Steamies were important places and despite the fact that it was clearly hard work my grandmother loved the steamie. You see your friends were there – this is where you talked to you pals. After all, in trying to cope with your lot in life, it was your pals that stuck with you and got you through it – and that was her experience.
So for all this being a focus on public health for my grandmother and her pals it was a necessary part of life. The kids, husband and the clothes got clean and women benefitted from spending time with their pals – all women coping with the same things.
There have been plays and books written about this and with my mind drawn to the public health side of it I can’t help wondering whether communities gained a lot more than just better health as a result of the public baths.
I have no desire to return to this era but it just shows you how much community and health has changed and what influences us today.
I can stick the washing machine on while I’m running a bath. I don’t have to buy a ticket and leave my clothes in a cubicle and I don’t have a limited period of time to enjoy the hot water. I also have a little hand sanitizer bottle in the bottom of my handbag – changed days eh!
So all that started for me with a hot bath, an abundance of public health reading material and some memories. Who said study wasn’t fun
















How fascinating!
It made me remember the public bath house in Lincoln in the 1970s (I think it was down by the Brayford Pool), and I think that it was still in use then. My father referred to it as the Slipper Baths, and I was completely amazed as a small child that people had to go to another place to have a bath. In those days, a lot of downtown Lincoln was still pretty scruffy.

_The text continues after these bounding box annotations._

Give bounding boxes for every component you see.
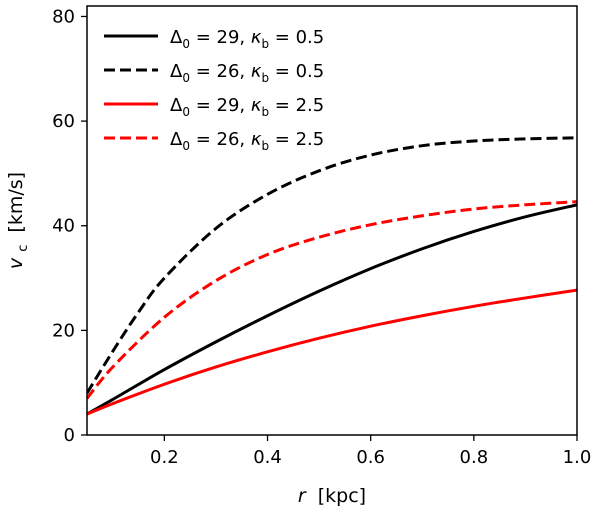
series-line-4	[87, 200, 577, 400]
series-line-1	[87, 203, 577, 416]
x-tick-label: 0.2	[150, 447, 179, 468]
legend-label: Δ0 = 26, κb = 0.5	[170, 61, 324, 85]
x-axis-label: r [kpc]	[298, 485, 366, 507]
x-tick-label: 1.0	[563, 447, 592, 468]
y-tick-label: 20	[52, 320, 75, 341]
x-tick-label: 0.8	[460, 447, 489, 468]
y-tick-label: 80	[52, 6, 75, 27]
legend-label: Δ0 = 29, κb = 2.5	[170, 95, 324, 119]
legend-label: Δ0 = 29, κb = 0.5	[170, 27, 324, 51]
x-axis-unit: [kpc]	[318, 485, 366, 507]
y-tick-label: 40	[52, 216, 75, 237]
y-axis-subscript: c	[16, 245, 31, 252]
series-line-2	[87, 136, 577, 394]
y-tick-label: 60	[52, 111, 75, 132]
y-axis-label: v c [km/s]	[5, 172, 32, 269]
plot-frame	[86, 5, 578, 436]
y-axis-unit: [km/s]	[5, 172, 27, 233]
x-tick-label: 0.6	[356, 447, 385, 468]
y-tick-label: 0	[64, 425, 75, 446]
x-tick-label: 0.4	[253, 447, 282, 468]
axis-labels: r [kpc] v c [km/s]	[5, 172, 366, 507]
series-layer	[87, 136, 577, 416]
series-line-3	[87, 288, 577, 416]
legend-label: Δ0 = 26, κb = 2.5	[170, 129, 324, 153]
legend: Δ0 = 29, κb = 0.5 Δ0 = 26, κb = 0.5 Δ0 = 2…	[104, 27, 324, 153]
ticks-layer: 0.2 0.4 0.6 0.8 1.0 0 20 40 60 80	[52, 6, 591, 468]
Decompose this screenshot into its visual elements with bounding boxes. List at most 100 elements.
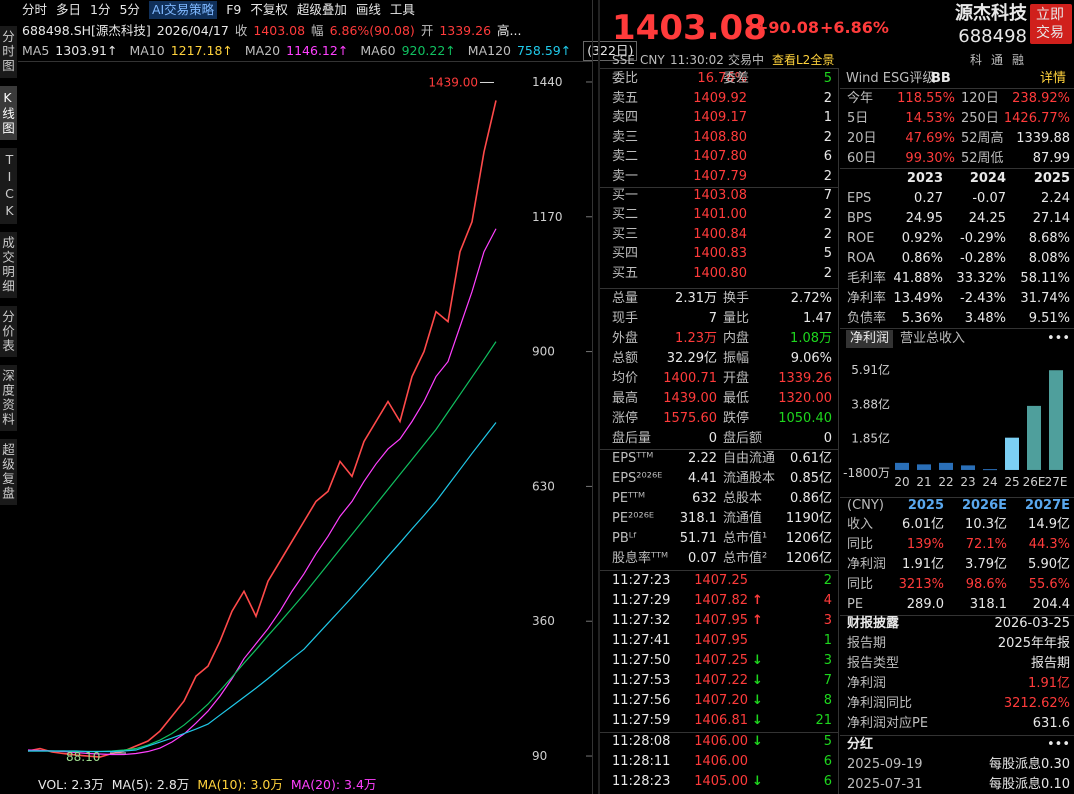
text: 11:27:53 xyxy=(612,673,671,688)
ma-value: 758.59↑ xyxy=(516,43,572,58)
text: 卖一 xyxy=(612,168,639,184)
text: 289.0 xyxy=(906,597,944,612)
text: 净利润对应PE xyxy=(847,716,929,731)
toolbar-item[interactable]: 超级叠加 xyxy=(296,2,347,17)
ma-value: 1217.18↑ xyxy=(170,43,233,58)
text: 2 xyxy=(823,168,832,184)
toolbar-item[interactable]: 不复权 xyxy=(250,2,288,17)
side-tab[interactable]: 超级复盘 xyxy=(0,439,17,505)
text: ROE xyxy=(847,231,875,246)
text: 1407.82 xyxy=(694,593,748,608)
volume-bar: VOL: 2.3万 MA(5): 2.8万 MA(10): 3.0万 MA(20): … xyxy=(38,776,376,794)
text: 5.90亿 xyxy=(1028,557,1070,572)
divider xyxy=(840,615,1074,616)
toolbar-item[interactable]: 分时 xyxy=(22,2,48,17)
text: 11:27:41 xyxy=(612,633,671,648)
text: 6.01亿 xyxy=(902,517,944,532)
text: 1407.25 xyxy=(694,653,748,668)
toolbar-item[interactable]: 1分 xyxy=(90,2,111,17)
text: 1409.92 xyxy=(693,91,747,106)
divider xyxy=(598,0,600,794)
text: 52周低 xyxy=(961,151,1004,166)
text: 1439.00 xyxy=(663,391,717,406)
text: 1575.60 xyxy=(663,411,717,426)
text: Wind ESG评级 xyxy=(846,71,936,86)
trade-button[interactable]: 立即交易 xyxy=(1036,7,1064,41)
text: 11:27:59 xyxy=(612,713,671,728)
ma-name: MA20 xyxy=(244,43,281,58)
text: 139% xyxy=(906,537,944,552)
text: 5日 xyxy=(847,111,869,126)
text: 卖四 xyxy=(612,110,639,126)
text: 55.6% xyxy=(1028,577,1070,592)
toolbar-item[interactable]: 5分 xyxy=(119,2,140,17)
side-tab[interactable]: 分时图 xyxy=(0,26,17,78)
text: 8.08% xyxy=(1028,251,1070,266)
text: 1406.00 xyxy=(694,734,748,749)
text: 11:28:08 xyxy=(612,734,671,749)
text: 14.9亿 xyxy=(1028,517,1070,532)
text[interactable]: ••• xyxy=(1046,737,1070,752)
text: 27.14 xyxy=(1032,211,1070,226)
toolbar-item[interactable]: 画线 xyxy=(355,2,381,17)
ma-bar: MA5 1303.91↑ MA10 1217.18↑ MA20 1146.12↑ MA60 9… xyxy=(22,41,638,61)
text: ↓ xyxy=(752,713,763,728)
text: 87.99 xyxy=(1032,151,1070,166)
tab[interactable]: 营业总收入 xyxy=(900,331,966,346)
side-tab[interactable]: 成交明细 xyxy=(0,231,17,298)
text: 净利润 xyxy=(847,676,887,691)
text: ↓ xyxy=(752,734,763,749)
text: 总额 xyxy=(612,351,639,366)
text[interactable]: 详情 xyxy=(1039,71,1066,86)
chart: 5.91亿 3.88亿 1.85亿 -1800万 20 21 22 23 24 25 26E 27E xyxy=(843,362,1067,489)
text: 1409.17 xyxy=(693,110,747,126)
bar xyxy=(939,462,953,470)
tab[interactable]: 净利润 xyxy=(846,330,894,348)
text: 0.85亿 xyxy=(790,471,832,486)
text: 51.71 xyxy=(679,531,717,546)
text: 0 xyxy=(823,431,832,446)
bar xyxy=(1027,405,1041,470)
side-tab[interactable]: 深度资料 xyxy=(0,365,17,431)
side-tab[interactable]: K线图 xyxy=(0,85,17,140)
text: 买一 xyxy=(612,188,639,203)
text: 总市值¹ xyxy=(723,531,768,546)
info-item: 1403.08 xyxy=(253,23,306,38)
toolbar-item[interactable]: F9 xyxy=(226,2,242,17)
text: 通 xyxy=(991,53,1004,67)
y-tick-label: 360 xyxy=(532,614,555,628)
bar xyxy=(983,469,997,471)
text: 2025年年报 xyxy=(997,636,1070,651)
text: 5 xyxy=(823,246,832,262)
text: 7 xyxy=(823,188,832,203)
side-tab[interactable]: TICK xyxy=(0,147,17,224)
text: 融 xyxy=(1012,53,1025,67)
toolbar: 分时 多日 1分 5分 AI交易策略 F9 不复权 超级叠加 画线 工具 xyxy=(22,1,415,19)
text: PE xyxy=(847,597,864,612)
x-tick-label: 20 xyxy=(894,475,909,489)
text: 31.74% xyxy=(1020,291,1070,306)
text: 1407.79 xyxy=(693,168,747,184)
text: 2 xyxy=(823,573,832,588)
info-item: 688498.SH[源杰科技] xyxy=(22,23,151,38)
toolbar-item[interactable]: AI交易策略 xyxy=(148,1,218,19)
text: 2.31万 xyxy=(675,291,717,306)
y-tick-label: 90 xyxy=(532,749,547,763)
text[interactable]: 查看L2全景 xyxy=(772,53,835,67)
side-tab[interactable]: 分价表 xyxy=(0,305,17,357)
text: 318.1 xyxy=(969,597,1007,612)
text: 1406.00 xyxy=(694,754,748,769)
trade-button-bg[interactable] xyxy=(1030,4,1072,44)
text: -0.29% xyxy=(960,231,1006,246)
toolbar-item[interactable]: 工具 xyxy=(389,2,415,17)
text: 涨停 xyxy=(612,411,639,426)
toolbar-item[interactable]: 多日 xyxy=(56,2,82,17)
text: 1206亿 xyxy=(785,551,832,566)
text[interactable]: ••• xyxy=(1046,331,1070,346)
text: 20日 xyxy=(847,131,877,146)
text: 1400.71 xyxy=(663,371,717,386)
text: 今年 xyxy=(847,91,874,106)
divider xyxy=(840,497,1074,498)
text: EPS²⁰²⁶ᴱ xyxy=(612,471,663,486)
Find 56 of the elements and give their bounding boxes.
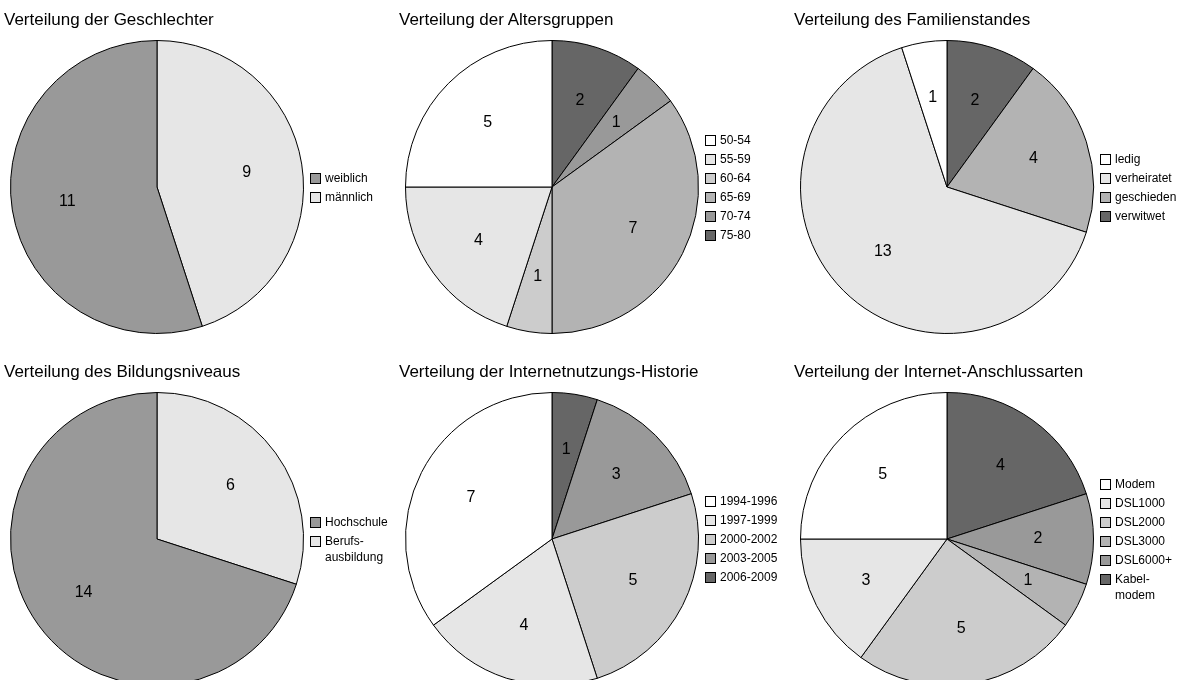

Isn’t it strange? Seems like just yesterday, and yet so long ago. The past really is another country.
I know, going there to have a bath was common practice for most people. I remember watching a play called ‘The Steamie’ where a couple of the characters talked about whether they preferred going for a bath or using the sprays (the showers). One said she didn’t like having a bath because she felt you were ‘lying in your own dirt’, to which the other replied, ‘aye but it is yur ain dirt”!
Thanks for your comment. I’m glad my post conjured up some memories for you too.
There’s way too much multi-tasking these day, if you ask me. My condition doesn’t allow me to multi-task. Well, I suppose everything I do is a multi-task: 1. push dizziness in the background, 2. do whatever I am doing. I can’t add a 3rd thing without an ambulance involved.
Sometimes, we just need a good soak and that’s all.
There is certainly too much multi-tasking nowadays (and too much expected of us) – you’re right sometimes we all need to just stop and chill. A lavender bath is the thing for me.
Thank you for the fascinating public health history. I have a sort of second-hand interest in public health issues as my middle daughter did her undergraduate and graduate studies in public health. Then she got her law degree so she could be more effective as a public health advocate. I’m going to send her this link. She doesn’t do much blog reading but I think she would enjoy this post.
Thank you so much – I would imagine with your daughter’s fascinating educational background she may very well have the answer that I sadly don’t. I appreciate you taking the time to comment as I know from you’re blog that you’re a busy lady.